In order to grow cuttings, you just need to place the strawberry cutting into the net pot with an appropriate medium and place them into the system. Coco coir is a good growing medium for strawberries. Make sure you allow enough room for the blossoming berries to cascade over the sides of your system.
With hydroponic strawberries, you are in luck! The strawberries will grow three times in a single year if you choose an ever-bearing variety. Some of the best varieties of ever-bearing plants include Douglas, Tioga, Brighton, and Red Gauntlet. These will not only offer you sweet, delectable fruit, but will also give you triple the harvest of outside garden berries each year.
Basics of daily care
Although hydroponic strawberries are relatively easy to grow, there are still some tricks of the trade. Hydroponic strawberries grow best in temperatures of 65-80 degrees Fahrenheit, and moderate humidity. If they get too humid they can develop mold and mildew, which could ruin your crop.
Strawberries require 8-12 hours of light a day and will grow well with fluorescent lighting or LED lighting, both of which can be relatively inexpensive for you. Strawberries require darkness as well as light, however, in order to complete their photosynthesis, so make sure to give them 6 hours of dark each day to fulfill the entire process.
Your strawberries will require nutrients. Primarily, they need potassium, nitrogen, and phosphorus. They also have secondary needs for calcium and magnesium. They will acquire the nutrients through their roots in the water-filled reservoir, and there are many nutrient system brands on the market that you can use.
How to harvest
Harvesting hydroponic strawberries occur more quickly than it would in an outdoor garden. The strawberries will take only about 4 weeks to grow after the first flower appears. When the berries are a consistent bright bright red color without any green or white, carefully pick the berries without pulling the whole plant out of the net pot. You might have better results if you gently hold the stem and vine while you harvest them. When they are perfectly ripe, they make a satisfying popping sound when you pick them.

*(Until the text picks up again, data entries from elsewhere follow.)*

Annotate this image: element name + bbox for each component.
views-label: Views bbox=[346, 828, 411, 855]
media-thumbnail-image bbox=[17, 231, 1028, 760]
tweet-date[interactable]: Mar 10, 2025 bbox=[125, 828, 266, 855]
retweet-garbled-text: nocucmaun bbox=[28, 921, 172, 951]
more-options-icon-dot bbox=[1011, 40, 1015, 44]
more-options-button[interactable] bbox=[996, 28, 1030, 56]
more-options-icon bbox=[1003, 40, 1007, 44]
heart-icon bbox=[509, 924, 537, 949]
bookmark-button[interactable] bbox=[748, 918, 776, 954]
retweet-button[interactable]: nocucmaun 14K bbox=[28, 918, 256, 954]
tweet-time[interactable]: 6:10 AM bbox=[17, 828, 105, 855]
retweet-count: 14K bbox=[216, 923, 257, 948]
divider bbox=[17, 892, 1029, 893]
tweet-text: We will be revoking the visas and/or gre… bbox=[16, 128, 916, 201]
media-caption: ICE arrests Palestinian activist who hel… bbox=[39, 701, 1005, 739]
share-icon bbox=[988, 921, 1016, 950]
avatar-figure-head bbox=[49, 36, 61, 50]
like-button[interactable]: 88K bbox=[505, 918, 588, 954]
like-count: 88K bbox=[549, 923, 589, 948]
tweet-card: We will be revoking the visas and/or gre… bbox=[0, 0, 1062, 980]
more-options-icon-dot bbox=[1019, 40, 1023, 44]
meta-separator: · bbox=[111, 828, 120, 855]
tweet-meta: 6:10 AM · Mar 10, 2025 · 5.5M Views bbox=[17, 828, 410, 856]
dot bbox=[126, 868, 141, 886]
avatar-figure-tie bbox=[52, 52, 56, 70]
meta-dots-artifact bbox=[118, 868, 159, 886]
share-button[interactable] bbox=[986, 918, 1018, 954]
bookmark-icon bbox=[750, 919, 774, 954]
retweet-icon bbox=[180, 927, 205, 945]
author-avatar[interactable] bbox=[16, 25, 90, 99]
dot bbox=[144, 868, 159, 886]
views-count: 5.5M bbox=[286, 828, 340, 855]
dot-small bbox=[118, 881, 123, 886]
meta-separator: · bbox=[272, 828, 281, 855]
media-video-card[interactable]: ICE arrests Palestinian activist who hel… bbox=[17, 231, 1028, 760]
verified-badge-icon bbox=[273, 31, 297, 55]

Post-harvest, the berries are fragile and should be eaten as soon as possible. They could be refrigerated for a day or two but would taste much fresher and retain more of their nutrients if you eat them immediately
Strawberries are a healthy choice for your diet that is very easy to grow hydroponically. By keeping an eye on the temperature, light, and nutrients you feed your plants, you will soon be harvesting delicious berries to top your cereals and fruit salads. Although strawberries may not be typically used for medicinal purposes today, they taste as delicious as they have for thousands of years.